Wien Energie investiert 90 Mio. Euro in Ausbau
Durch den relativ geringen Energieaufwand ist die Fernkälte der Wien Energie zufolge die umweltfreundlichste Kühlmethode. Deswegen will das Energieunternehmen in Zukunft auch das entsprechende Netz ausbauen. Bis zum Jahr 2026 sollen 90 Millionen Euro in den Fernkälte-Ausbau fließen. Bis 2025 will der Energiedienstleister einen Ring an Kältezentralen entlang der Ringstraße aufbauen. Derzeit entstehe eine neue Fernkältezentrale am Stubenring, die noch im Spätsommer 2021 in Betrieb gehen soll, so das Unternehmen.
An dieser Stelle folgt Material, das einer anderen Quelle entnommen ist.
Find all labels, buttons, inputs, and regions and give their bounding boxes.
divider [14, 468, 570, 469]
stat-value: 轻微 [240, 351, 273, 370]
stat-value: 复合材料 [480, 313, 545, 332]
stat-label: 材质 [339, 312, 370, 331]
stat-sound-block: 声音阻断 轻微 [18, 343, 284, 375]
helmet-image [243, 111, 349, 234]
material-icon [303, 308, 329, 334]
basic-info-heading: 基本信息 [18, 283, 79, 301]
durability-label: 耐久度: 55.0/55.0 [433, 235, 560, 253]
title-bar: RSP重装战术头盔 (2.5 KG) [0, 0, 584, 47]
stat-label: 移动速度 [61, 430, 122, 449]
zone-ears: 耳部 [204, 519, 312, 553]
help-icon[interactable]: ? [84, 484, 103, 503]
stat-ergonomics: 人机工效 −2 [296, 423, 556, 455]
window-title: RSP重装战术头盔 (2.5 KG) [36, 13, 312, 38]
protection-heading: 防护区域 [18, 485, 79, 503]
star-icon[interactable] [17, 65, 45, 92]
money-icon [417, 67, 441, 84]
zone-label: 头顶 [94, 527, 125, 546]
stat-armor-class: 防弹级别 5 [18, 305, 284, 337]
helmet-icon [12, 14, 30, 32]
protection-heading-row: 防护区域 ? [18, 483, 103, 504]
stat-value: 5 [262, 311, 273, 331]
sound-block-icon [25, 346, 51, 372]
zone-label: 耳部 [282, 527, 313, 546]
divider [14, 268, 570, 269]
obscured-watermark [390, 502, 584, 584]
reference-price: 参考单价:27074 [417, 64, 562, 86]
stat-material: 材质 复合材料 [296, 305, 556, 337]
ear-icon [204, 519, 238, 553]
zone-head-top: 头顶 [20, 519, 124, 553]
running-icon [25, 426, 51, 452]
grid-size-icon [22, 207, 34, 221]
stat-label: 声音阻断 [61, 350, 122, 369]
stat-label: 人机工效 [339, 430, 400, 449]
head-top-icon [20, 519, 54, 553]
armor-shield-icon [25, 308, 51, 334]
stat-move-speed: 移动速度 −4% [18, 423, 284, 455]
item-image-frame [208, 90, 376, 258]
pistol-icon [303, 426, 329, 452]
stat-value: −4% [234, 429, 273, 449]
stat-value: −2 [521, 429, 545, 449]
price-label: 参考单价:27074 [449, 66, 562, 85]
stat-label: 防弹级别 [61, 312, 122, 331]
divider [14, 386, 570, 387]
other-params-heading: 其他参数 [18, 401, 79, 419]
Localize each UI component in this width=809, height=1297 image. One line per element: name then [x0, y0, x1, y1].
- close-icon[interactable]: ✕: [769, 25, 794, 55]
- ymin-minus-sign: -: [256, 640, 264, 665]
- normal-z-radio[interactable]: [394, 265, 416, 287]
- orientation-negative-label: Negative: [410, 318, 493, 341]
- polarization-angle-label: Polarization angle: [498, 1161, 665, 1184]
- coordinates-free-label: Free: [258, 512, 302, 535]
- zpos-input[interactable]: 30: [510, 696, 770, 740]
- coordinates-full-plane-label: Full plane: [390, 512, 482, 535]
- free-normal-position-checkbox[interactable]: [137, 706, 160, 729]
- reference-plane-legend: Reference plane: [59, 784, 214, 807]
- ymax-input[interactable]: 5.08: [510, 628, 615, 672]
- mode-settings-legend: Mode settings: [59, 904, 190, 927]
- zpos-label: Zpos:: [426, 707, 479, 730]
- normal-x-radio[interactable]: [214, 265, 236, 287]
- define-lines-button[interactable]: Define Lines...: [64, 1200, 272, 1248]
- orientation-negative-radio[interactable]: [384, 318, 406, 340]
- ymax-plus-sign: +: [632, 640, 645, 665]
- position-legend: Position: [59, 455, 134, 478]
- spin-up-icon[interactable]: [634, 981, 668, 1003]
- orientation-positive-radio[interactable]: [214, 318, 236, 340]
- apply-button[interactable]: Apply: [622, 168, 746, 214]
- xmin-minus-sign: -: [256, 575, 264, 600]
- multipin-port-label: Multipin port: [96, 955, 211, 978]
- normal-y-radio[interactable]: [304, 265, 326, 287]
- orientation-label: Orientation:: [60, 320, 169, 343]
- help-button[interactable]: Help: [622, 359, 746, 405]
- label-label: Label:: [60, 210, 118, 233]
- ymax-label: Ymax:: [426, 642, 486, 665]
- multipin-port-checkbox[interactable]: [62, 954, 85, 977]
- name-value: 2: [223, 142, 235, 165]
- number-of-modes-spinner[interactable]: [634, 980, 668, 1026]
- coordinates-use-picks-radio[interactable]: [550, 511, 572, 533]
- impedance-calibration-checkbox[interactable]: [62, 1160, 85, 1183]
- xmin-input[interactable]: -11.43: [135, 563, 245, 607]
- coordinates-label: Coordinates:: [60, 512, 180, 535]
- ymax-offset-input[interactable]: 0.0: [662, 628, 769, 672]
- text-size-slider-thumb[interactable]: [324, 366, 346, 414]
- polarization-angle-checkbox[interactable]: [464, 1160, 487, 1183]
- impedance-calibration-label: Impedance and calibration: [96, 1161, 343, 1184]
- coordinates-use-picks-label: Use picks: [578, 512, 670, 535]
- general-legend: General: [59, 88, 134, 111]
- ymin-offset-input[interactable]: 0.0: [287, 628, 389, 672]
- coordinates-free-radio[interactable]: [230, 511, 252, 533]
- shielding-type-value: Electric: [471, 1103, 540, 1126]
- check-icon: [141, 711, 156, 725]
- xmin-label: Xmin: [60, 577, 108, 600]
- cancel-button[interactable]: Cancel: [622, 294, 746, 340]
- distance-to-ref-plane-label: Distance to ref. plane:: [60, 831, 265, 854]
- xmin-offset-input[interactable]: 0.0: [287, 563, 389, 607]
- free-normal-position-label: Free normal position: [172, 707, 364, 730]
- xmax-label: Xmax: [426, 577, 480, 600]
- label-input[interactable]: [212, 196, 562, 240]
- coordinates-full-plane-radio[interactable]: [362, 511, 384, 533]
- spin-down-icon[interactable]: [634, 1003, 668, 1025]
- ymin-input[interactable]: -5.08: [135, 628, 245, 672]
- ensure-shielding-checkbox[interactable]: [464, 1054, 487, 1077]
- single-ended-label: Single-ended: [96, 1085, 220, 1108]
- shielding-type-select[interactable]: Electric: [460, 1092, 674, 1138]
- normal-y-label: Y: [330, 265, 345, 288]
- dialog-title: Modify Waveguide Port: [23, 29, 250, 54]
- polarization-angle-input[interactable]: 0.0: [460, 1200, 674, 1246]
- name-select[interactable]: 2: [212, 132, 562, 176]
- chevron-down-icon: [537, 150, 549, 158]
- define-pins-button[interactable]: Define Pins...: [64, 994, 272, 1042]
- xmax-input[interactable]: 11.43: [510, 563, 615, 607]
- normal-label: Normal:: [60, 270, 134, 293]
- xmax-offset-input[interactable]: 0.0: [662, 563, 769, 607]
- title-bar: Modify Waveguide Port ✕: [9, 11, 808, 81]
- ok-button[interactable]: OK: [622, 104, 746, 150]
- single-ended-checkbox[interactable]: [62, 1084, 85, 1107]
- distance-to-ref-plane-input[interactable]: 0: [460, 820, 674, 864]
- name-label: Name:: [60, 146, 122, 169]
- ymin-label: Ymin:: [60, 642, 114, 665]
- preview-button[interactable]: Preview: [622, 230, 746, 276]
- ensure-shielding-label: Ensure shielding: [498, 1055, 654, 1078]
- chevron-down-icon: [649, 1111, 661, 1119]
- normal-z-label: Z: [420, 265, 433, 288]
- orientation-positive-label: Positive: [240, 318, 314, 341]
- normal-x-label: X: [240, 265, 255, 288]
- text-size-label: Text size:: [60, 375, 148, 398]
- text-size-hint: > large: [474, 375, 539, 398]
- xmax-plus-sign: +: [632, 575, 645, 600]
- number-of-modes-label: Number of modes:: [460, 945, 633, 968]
Die Gesamtleistung der 16 bereits bestehenden Fernkältezentren liegt der Wien Energie zufolge bei 130 Megawatt.
Insbesondere in Bürogebäuden ist der Bedarf nach gekühlten Räumen hoch. Die Fernkälte hat dabei in Europa bisher aber noch keinen hohen Stellenrang. So ist Europa laut einer Erhebung des Fachverbands der Gas- und Wärmeversorgungsunternehmungen noch relativ weit hinten. Etwa 50 Prozent der Büroflächen würden durch Fernkälte Klimatisierung erhalten. In den USA und in Japan hingegen sei das bei 80 Prozent der Gebäude der Fall. Als Fernkälte-Vorreiter in Europa gelten Paris und Stockholm. Österreich sei in diesem Bereich zwar nicht im Spitzenfeld, mittlerweile aber sehr aktiv. Das zeigen ja nun auch jüngst die Investitionspläne der Wien Energie.